Their victory was short-lived. The day after the test, there was no dramatic slump in the price of old violins, with renowned collectors spectacularly throwing themselves from the top floors of their ruined establishments. Incredibly, the violin world ignored the tests and continued to pay even steeper prices for the old masterpieces. Once again, the obstinate tradition of the golden period had survived the obloquy of good, hard, common sense.

It is easy to poke fun at the idea of tone tests, with people marking their cards as if at a race-track. Ideals of beauty always evade any attempt at logical judgement, but musical sounds are particularly elusive. The tonal quality of a fine violin is subtle and immeasurable; although its function is to project sound, its tone cannot be precisely identified and assessed at a distance. There are too many distracting and unknown factors. Some of these operate to the advantage of the violin, some quite the opposite. A sound hard and coarse under the ear, i.e. at its source, does not necessarily sound so to the listener; the impure and “noisy” part of the sound may lose itself en route. A violin that sounds loud and full nearby can sound feeble a short distance away. Besides these complex variations stand such imponderables as the idiosyncrasy and passing mood of the player.

When you listen to a series of violins in quick succession you can only guess; the player can unconsciously favour one instrument and fail to impress with another. The acoustics of the hall and the varying resonating properties of its furnishings and contents all combine to bewilder the audience, and the listener tends to escape from his tonal dilemma by voting for the instrument that sounds loudest. That is most likely to be the new violin.

To those who hold fast to the belief in the golden tone it is the player who knows, and even he only slowly learns the tonal secrets of a fine instrument after much intimacy with it.

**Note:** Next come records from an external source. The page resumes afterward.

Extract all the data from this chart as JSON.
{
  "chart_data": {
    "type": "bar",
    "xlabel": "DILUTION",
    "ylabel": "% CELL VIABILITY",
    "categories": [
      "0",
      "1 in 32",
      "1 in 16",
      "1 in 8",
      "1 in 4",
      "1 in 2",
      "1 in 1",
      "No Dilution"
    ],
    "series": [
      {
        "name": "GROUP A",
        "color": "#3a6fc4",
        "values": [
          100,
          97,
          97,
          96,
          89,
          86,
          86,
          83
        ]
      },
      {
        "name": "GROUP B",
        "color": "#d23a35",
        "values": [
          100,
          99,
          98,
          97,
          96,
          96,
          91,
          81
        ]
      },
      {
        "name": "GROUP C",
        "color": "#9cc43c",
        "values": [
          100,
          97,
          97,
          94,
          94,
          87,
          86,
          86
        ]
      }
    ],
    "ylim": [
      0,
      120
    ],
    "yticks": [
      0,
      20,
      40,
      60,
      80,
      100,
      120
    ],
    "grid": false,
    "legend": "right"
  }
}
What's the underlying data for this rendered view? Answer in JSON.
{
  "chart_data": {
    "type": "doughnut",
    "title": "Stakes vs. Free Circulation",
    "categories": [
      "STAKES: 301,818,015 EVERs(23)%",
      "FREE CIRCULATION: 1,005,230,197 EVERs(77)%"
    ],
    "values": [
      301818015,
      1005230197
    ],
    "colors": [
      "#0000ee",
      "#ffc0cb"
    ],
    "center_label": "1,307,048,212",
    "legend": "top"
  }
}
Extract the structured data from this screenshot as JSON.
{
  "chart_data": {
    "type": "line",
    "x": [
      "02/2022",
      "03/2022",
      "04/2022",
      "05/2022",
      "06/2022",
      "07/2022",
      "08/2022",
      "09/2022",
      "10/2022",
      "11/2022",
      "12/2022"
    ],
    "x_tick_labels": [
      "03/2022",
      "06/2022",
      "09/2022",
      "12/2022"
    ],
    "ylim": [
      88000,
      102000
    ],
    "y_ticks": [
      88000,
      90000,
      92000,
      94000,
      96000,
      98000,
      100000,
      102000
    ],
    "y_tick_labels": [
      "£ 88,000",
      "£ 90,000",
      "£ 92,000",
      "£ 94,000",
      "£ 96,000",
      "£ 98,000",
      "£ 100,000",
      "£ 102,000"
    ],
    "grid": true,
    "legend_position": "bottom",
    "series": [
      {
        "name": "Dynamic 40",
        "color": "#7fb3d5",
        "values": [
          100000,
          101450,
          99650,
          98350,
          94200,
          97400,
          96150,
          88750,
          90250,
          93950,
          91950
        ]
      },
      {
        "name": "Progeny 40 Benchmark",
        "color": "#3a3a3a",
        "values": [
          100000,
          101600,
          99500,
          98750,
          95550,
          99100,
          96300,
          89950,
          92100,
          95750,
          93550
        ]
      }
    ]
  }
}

The fine violin does not parade its qualities. Its fabled reputation of ravishing the senses irrespective of who plays it is nonsense – the writer who says something he knows the reader will want him to say. The tone can be rare, dry-sweet, velvet and joyously spring clear, but that is far from all. It is also “responsive”. Like two friends who got on well together, the old violin conjures the best out of you, and helps you to do just what you want it to do. These are the intangible qualities that have endeared so many generations of violinists to the violins of the golden period.

But now we come to a new problem. These high prices, these kings’ ransoms, the irresistible desire to own one of these, do not apply themselves to all the violins of the golden period. (It is only to the finest of the fine that has come this superlative allure.) What has happened to the others – the remainder of the little army still surviving from the authentic period. Like mine, they have acquired some patchwork over their long playing life – must we condemn them for that?